The controlled state from the PV miniature system is first obtained and reported. Figure 6 shows the reading of solar radiation of the PV reference cell and recorded maximum solar radiation of 850 W/m2. The IV and PV curves of the controlled state were generated based on the amount of solar radiation and displayed in Figure 7 and Figure 8. These data were then compared with the ideal model that had been simulated using MATLAB/Simulink software. Subsequently, the controlled state was compared with data retrieved from encapsulation failures and module corrosion faults. At the maximum solar radiation, the peak V and I obtained from the system were 12.11 Vdc with only 25 mA current, which differed from the ideal model. This discrepancy may be attributed to losses through wires and manufacturing defects in the PV cell itself, which are not accounted for in the ideal one-diode model.

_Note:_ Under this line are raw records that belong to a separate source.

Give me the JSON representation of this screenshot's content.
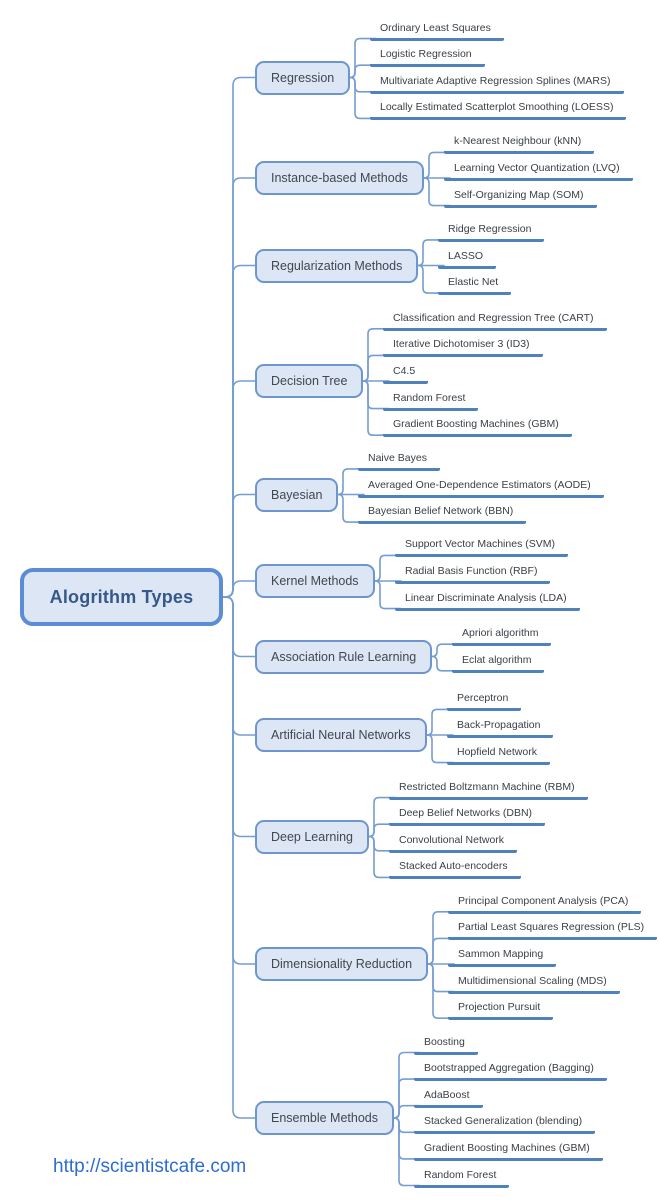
{
  "diagram": {
    "root": {
      "label": "Alogrithm Types"
    },
    "branches": [
      {
        "label": "Regression",
        "children": [
          "Ordinary Least Squares",
          "Logistic Regression",
          "Multivariate Adaptive Regression Splines (MARS)",
          "Locally Estimated Scatterplot Smoothing (LOESS)"
        ]
      },
      {
        "label": "Instance-based Methods",
        "children": [
          "k-Nearest Neighbour (kNN)",
          "Learning Vector Quantization (LVQ)",
          "Self-Organizing Map (SOM)"
        ]
      },
      {
        "label": "Regularization Methods",
        "children": [
          "Ridge Regression",
          "LASSO",
          "Elastic Net"
        ]
      },
      {
        "label": "Decision Tree",
        "children": [
          "Classification and Regression Tree (CART)",
          "Iterative Dichotomiser 3 (ID3)",
          "C4.5",
          "Random Forest",
          "Gradient Boosting Machines (GBM)"
        ]
      },
      {
        "label": "Bayesian",
        "children": [
          "Naive Bayes",
          "Averaged One-Dependence Estimators (AODE)",
          "Bayesian Belief Network (BBN)"
        ]
      },
      {
        "label": "Kernel Methods",
        "children": [
          "Support Vector Machines (SVM)",
          "Radial Basis Function (RBF)",
          "Linear Discriminate Analysis (LDA)"
        ]
      },
      {
        "label": "Association Rule Learning",
        "children": [
          "Apriori algorithm",
          "Eclat algorithm"
        ]
      },
      {
        "label": "Artificial Neural Networks",
        "children": [
          "Perceptron",
          "Back-Propagation",
          "Hopfield Network"
        ]
      },
      {
        "label": "Deep Learning",
        "children": [
          "Restricted Boltzmann Machine (RBM)",
          "Deep Belief Networks (DBN)",
          "Convolutional Network",
          "Stacked Auto-encoders"
        ]
      },
      {
        "label": "Dimensionality Reduction",
        "children": [
          "Principal Component Analysis (PCA)",
          "Partial Least Squares Regression (PLS)",
          "Sammon Mapping",
          "Multidimensional Scaling (MDS)",
          "Projection Pursuit"
        ]
      },
      {
        "label": "Ensemble Methods",
        "children": [
          "Boosting",
          "Bootstrapped Aggregation (Bagging)",
          "AdaBoost",
          "Stacked Generalization (blending)",
          "Gradient Boosting Machines (GBM)",
          "Random Forest"
        ]
      }
    ],
    "footer": {
      "url": "http://scientistcafe.com"
    },
    "colors": {
      "underline_bar": "#4f81bd",
      "connector_line": "#769dd0",
      "box_border": "#6d97cc",
      "box_fill": "#dce6f4",
      "root_border": "#5b8cd5",
      "root_text": "#36598a",
      "branch_text": "#41474f",
      "leaf_text": "#3a4047",
      "link_text": "#2d6dd2"
    }
  }
}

Figure 7 enables the retrieval of the MPP value at a given radiation point, and any deviation from this value indicates the occurrence of an error.

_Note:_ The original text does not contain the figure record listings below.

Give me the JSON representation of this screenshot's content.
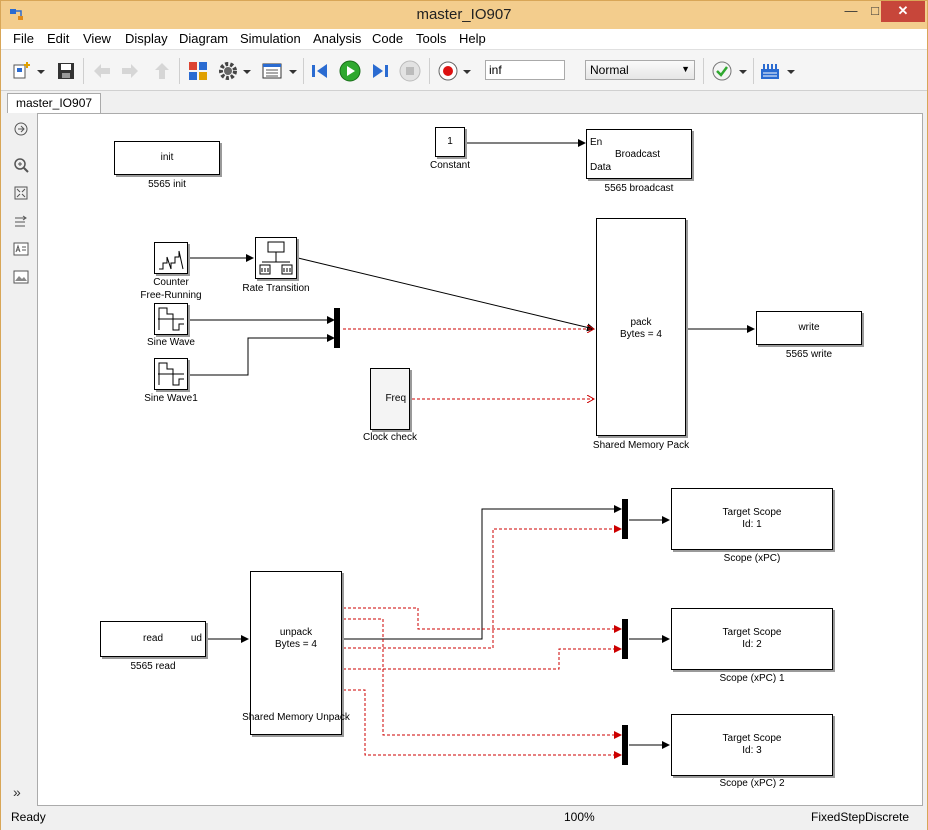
{
  "window": {
    "title": "master_IO907",
    "minimize": "—",
    "maximize": "□",
    "close": "✕"
  },
  "menu": [
    "File",
    "Edit",
    "View",
    "Display",
    "Diagram",
    "Simulation",
    "Analysis",
    "Code",
    "Tools",
    "Help"
  ],
  "toolbar": {
    "stop_time": "inf",
    "sim_mode": "Normal"
  },
  "tab": {
    "label": "master_IO907"
  },
  "blocks": {
    "init": {
      "text": "init",
      "label": "5565 init"
    },
    "constant": {
      "text": "1",
      "label": "Constant"
    },
    "broadcast": {
      "port_en": "En",
      "port_data": "Data",
      "text": "Broadcast",
      "label": "5565 broadcast"
    },
    "counter": {
      "label1": "Counter",
      "label2": "Free-Running"
    },
    "rate_transition": {
      "label": "Rate Transition"
    },
    "sine1": {
      "label": "Sine Wave"
    },
    "sine2": {
      "label": "Sine Wave1"
    },
    "clock": {
      "port": "Freq",
      "label": "Clock check"
    },
    "pack": {
      "line1": "pack",
      "line2": "Bytes = 4",
      "label": "Shared Memory Pack"
    },
    "write": {
      "text": "write",
      "label": "5565 write"
    },
    "read": {
      "text": "read",
      "port": "ud",
      "label": "5565 read"
    },
    "unpack": {
      "line1": "unpack",
      "line2": "Bytes = 4",
      "label": "Shared Memory Unpack"
    },
    "scope1": {
      "line1": "Target Scope",
      "line2": "Id: 1",
      "label": "Scope (xPC)"
    },
    "scope2": {
      "line1": "Target Scope",
      "line2": "Id: 2",
      "label": "Scope (xPC) 1"
    },
    "scope3": {
      "line1": "Target Scope",
      "line2": "Id: 3",
      "label": "Scope (xPC) 2"
    }
  },
  "status": {
    "ready": "Ready",
    "zoom": "100%",
    "solver": "FixedStepDiscrete"
  },
  "colors": {
    "titlebar": "#f3cd8d",
    "close": "#c7463a",
    "dashed_signal": "#cc0000",
    "run": "#2fa82f"
  }
}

3.1. Characterization of Encapsulation Failure

The characterization of encapsulation failures centers around the MPP value of the PV curve, which is derived from data obtained during field testing. For Case 1 (single string covered with translucent sheets) and Case 2 (two strings covered with translucent sheets), solar radiation levels were initially determined on two different days by the PV reference cell attached to the PV miniature system. This results in two different solar radiation curves. Table 4 displays the values of solar radiation and the corresponding voltages generated by the controlled state and the two cases. These values were chosen because, during the experiments, the system generated two different voltages at a given radiation value. The reason for the variation is that the PV reference cell is located at the far end of the setup, and as clouds move non-linearly, fluctuations in values occur. To address this issue, the monitoring software automatically replaces the daily electrical parameter values with the highest recorded value. In this case, among the three conditions, Case 1 recorded the highest set of voltages, with readings of 8.84 Vdc and 8.71 Vdc at 660 W/m2. In this scenario, even though a drop in the generated value may have signaled an error, the software ignores the new value of 8.71 Vdc while diagnosing for other potential faults. If no other faults are detected, the older value of 8.84 Vdc is used as the reference for comparison.
Table 5 provides proof that the current produced decreases as the amplitude of encapsulation failures increases. For encapsulation specifically, a decrease in voltage is always associated with a decrease in current. For fault detection, the software first verifies whether there is a decline in current, and if so, it then proceeds to monitor the voltage. If there is a significant drop in voltage, the software then compares the real-time MPP difference with the threshold MPP obtained from Equation (6). When the PV monitoring system detects a drop that goes beyond the threshold value, the HMI screen displays an error message, as shown in Figure 9, which indicates an encapsulation failure. It is important to note that the threshold is only used to determine the occurrence of fault if there is a significant voltage drop, in accordance with the sequence.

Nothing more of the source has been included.